À la suite de cette campagne, la mairie de Paris nous avait infligé une amende de 123 000 euros, estimant que notre affichage était illégal. Une sanction arbitraire et disproportionnée, qui ressemblait fort à des représailles suite à notre article. Anne Hidalgo avait d’ailleurs mobilisé de nombreux agents municipaux pour recenser le nombre d’affiches et alourdir notre sanction.
Le fonctionnaire signataire, militant socialiste actif
D’après les informations obtenues par Marianne, le signataire du courrier d’amende, Julien Wolikow, chef du pôle « doctrine, partenariats et gestion de la verbalisation » à la Direction de la police municipale et de la prévention, figure comme membre actif de la section PS du 10ᵉ arrondissement, selon le site officiel du Parti socialiste parisien.
Des publications sur les réseaux sociaux montrent également sa participation, le 11 juin dernier, à un événement militant en soutien à Rémi Féraud, candidat à la primaire du PS pour les municipales. Anne Hidalgo avait publiquement soutenu ce dernier lors de cette campagne interne.
C’est donc ce même fonctionnaire, Julien Wolikow, qui a signé et instruit la procédure d’amende administrative contre Transparence citoyenne et Entrevue. Une situation qui interroge la neutralité et l’impartialité de la démarche. Interrogé par Marianne sur ses fonctions et les critères ayant conduit à fixer le montant maximal de l’amende, il n’a pas souhaité répondre.
Gilles Alayrac, également impliqué dans la procédure d’amende contre Entrevue, est également un fervent soutien de Anne Hidalgo
Par ailleurs, Gilles Alayrac, sous-directeur de l’État-Major ayant signé le courrier signifiant l’amende de 123 000 euros à Entrevue, est également un militant PS/PRG très proche de Anne Hidalgo, comme on peut le voir la photo ci-dessous. En 2012, il était même candidat PS/PRG dans la 13e circonscription de Paris, seule circonscription que le PS espérait alors reprendre à l’UMP, avec en arrière-pensée les municipales de Paris 2014. Il avait alors été fermement soutenu par Bertrand Delanoë et Anne Hidalgo…

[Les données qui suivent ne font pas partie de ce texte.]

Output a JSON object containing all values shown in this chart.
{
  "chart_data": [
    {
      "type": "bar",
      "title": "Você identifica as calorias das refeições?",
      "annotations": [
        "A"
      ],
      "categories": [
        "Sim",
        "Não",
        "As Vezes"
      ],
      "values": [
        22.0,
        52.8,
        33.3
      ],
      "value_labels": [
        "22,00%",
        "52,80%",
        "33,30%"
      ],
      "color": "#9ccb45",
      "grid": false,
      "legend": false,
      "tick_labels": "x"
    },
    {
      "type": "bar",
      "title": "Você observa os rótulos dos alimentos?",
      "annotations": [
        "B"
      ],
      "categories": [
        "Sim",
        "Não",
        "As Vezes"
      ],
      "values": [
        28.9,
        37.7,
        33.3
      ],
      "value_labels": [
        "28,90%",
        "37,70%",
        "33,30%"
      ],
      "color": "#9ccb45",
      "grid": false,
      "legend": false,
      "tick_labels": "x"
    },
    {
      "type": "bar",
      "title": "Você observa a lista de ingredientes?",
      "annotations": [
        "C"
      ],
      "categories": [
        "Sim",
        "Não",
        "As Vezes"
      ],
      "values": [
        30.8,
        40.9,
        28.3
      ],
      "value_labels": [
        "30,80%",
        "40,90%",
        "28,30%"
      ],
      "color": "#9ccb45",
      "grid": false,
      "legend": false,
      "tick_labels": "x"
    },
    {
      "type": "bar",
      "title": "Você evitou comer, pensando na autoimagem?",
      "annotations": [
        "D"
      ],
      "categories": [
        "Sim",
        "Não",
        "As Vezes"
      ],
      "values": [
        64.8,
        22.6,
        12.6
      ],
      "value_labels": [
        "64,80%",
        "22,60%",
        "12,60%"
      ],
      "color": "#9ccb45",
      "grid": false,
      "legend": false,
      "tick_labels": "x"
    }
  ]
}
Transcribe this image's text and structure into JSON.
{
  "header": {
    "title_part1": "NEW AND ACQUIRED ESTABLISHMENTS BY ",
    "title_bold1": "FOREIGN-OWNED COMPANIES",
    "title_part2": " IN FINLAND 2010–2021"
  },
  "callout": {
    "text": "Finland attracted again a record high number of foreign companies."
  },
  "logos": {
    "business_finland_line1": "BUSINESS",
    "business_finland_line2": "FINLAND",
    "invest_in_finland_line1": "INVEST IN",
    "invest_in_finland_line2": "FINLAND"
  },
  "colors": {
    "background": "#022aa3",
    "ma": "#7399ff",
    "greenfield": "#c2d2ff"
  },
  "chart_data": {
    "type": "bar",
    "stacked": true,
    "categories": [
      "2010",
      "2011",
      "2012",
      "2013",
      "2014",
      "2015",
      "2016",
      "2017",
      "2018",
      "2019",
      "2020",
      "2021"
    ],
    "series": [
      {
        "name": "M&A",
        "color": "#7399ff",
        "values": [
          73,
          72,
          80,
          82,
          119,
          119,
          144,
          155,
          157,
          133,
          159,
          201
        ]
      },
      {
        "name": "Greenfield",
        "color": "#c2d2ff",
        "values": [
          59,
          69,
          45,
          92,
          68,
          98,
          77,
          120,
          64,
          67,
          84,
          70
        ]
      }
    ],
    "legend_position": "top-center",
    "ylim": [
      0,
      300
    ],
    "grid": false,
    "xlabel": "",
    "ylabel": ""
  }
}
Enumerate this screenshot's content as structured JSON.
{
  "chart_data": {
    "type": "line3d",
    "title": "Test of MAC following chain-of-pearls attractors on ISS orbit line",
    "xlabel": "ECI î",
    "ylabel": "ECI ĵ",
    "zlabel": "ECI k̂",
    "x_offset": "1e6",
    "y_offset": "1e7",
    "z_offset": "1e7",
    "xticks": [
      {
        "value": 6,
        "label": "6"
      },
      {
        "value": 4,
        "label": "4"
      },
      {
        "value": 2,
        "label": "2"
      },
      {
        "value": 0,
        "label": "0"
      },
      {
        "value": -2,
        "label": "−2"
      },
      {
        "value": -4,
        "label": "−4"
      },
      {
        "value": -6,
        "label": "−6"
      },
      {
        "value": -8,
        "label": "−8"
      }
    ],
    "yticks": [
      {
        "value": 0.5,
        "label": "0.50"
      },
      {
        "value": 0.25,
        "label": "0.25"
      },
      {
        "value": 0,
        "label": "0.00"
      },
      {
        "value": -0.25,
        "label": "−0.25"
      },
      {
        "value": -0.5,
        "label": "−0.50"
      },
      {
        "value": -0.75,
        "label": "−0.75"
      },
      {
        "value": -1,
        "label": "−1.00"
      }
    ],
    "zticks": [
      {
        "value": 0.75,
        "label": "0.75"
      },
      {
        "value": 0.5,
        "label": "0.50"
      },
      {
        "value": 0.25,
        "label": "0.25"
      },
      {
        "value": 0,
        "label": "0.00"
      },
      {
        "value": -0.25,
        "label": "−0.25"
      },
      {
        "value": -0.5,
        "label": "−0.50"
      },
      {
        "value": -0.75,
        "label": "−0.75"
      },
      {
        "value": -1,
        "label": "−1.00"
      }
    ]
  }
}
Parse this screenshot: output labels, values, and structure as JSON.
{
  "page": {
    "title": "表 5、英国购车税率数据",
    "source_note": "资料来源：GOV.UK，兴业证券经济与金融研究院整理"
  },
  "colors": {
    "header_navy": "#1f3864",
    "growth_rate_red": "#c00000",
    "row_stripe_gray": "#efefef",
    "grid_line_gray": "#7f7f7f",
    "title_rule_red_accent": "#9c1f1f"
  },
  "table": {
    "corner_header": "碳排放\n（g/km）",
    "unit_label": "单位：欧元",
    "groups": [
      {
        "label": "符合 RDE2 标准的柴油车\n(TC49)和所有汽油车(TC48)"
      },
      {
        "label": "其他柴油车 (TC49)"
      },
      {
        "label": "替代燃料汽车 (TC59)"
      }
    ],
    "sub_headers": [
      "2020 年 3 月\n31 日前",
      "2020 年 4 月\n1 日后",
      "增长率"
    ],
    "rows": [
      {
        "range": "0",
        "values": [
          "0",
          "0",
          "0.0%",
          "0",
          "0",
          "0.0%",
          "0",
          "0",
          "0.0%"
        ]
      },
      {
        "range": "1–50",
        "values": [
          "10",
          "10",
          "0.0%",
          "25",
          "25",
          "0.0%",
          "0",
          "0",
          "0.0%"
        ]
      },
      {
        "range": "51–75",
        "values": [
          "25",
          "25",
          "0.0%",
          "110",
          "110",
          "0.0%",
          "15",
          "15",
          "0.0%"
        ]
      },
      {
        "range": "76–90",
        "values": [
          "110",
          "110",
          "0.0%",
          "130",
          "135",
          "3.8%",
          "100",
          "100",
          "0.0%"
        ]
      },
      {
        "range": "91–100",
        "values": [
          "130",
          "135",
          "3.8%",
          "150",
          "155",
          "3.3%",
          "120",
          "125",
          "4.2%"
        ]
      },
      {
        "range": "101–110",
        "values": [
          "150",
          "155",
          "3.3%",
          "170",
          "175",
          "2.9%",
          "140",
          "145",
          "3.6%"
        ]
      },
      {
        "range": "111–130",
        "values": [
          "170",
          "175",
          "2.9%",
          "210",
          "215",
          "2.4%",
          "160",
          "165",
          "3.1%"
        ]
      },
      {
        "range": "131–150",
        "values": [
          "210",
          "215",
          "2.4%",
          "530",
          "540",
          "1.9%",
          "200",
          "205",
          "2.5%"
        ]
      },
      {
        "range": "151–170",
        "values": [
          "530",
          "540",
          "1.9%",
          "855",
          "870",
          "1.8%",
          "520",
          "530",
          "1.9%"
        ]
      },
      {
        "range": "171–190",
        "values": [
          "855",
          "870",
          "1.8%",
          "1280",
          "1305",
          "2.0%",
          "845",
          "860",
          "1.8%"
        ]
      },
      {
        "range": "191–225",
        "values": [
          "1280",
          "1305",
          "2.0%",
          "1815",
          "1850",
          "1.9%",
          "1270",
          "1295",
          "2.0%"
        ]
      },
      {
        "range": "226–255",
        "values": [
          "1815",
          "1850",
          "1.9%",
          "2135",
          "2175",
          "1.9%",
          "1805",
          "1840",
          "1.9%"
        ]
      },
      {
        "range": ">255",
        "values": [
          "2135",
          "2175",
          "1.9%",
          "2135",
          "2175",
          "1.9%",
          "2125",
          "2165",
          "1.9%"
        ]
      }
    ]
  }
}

La Ville de Paris n’a, pour l’heure, pas répondu aux demandes de clarification sur la désignation de l’agent instructeur et sur les critères retenus pour le calcul de l’amende. Plus que jamais, ce double scandale interroge sur la transparence, la liberté d’information et l’impartialité des pouvoirs publics à Paris.


Des sanctions jugées hors normes
Les amendes contre Transparence Citoyenne et Entrevue, prononcées sur la base de l’article L.581-26 du Code de l’environnement, correspondent au plafond maximal de 1 500 euros par affiche collées dans Paris.
La campagne de Transparence Citoyenne, menée en septembre 2025, visait à rendre publiques les dépenses des élus parisiens, obtenues légalement par l’association au titre du droit d’accès à l’information administrative. Quant à la campagne d’Entrevue, menée en janvier 2024, elle mettait en avant notre enquête sur le Tahiti Gate. Pour Marianne, ce genre de sanction pourrait avoir été utilisée comme une mesure de rétorsion politique.
Transparence citoyenne dénonce comme Entrevue une « procédure bâillon »
Dans un courrier daté du 23 octobre 2025, le président de Transparence citoyenne, Guillaume Leroy, a contesté la sanction, la qualifiant de « manifestement disproportionnée ». L’association, qui milite pour la transparence de la vie publique, estime que cette procédure constitue une atteinte à la liberté d’expression et d’information, garanties par la Constitution et la Convention européenne des droits de l’homme.
Selon Guillaume Leroy, dont nous partageons totalement le point de vue, cette décision est une véritable « procédure bâillon », la maire de Paris se trouvant à la fois « juge et partie » dans une affaire la concernant directement. L’association soutient en outre que les affiches diffusées n’entrent pas dans le champ du régime publicitaire visé par le Code de l’environnement, et que la Ville n’était pas compétente pour prononcer une telle amende.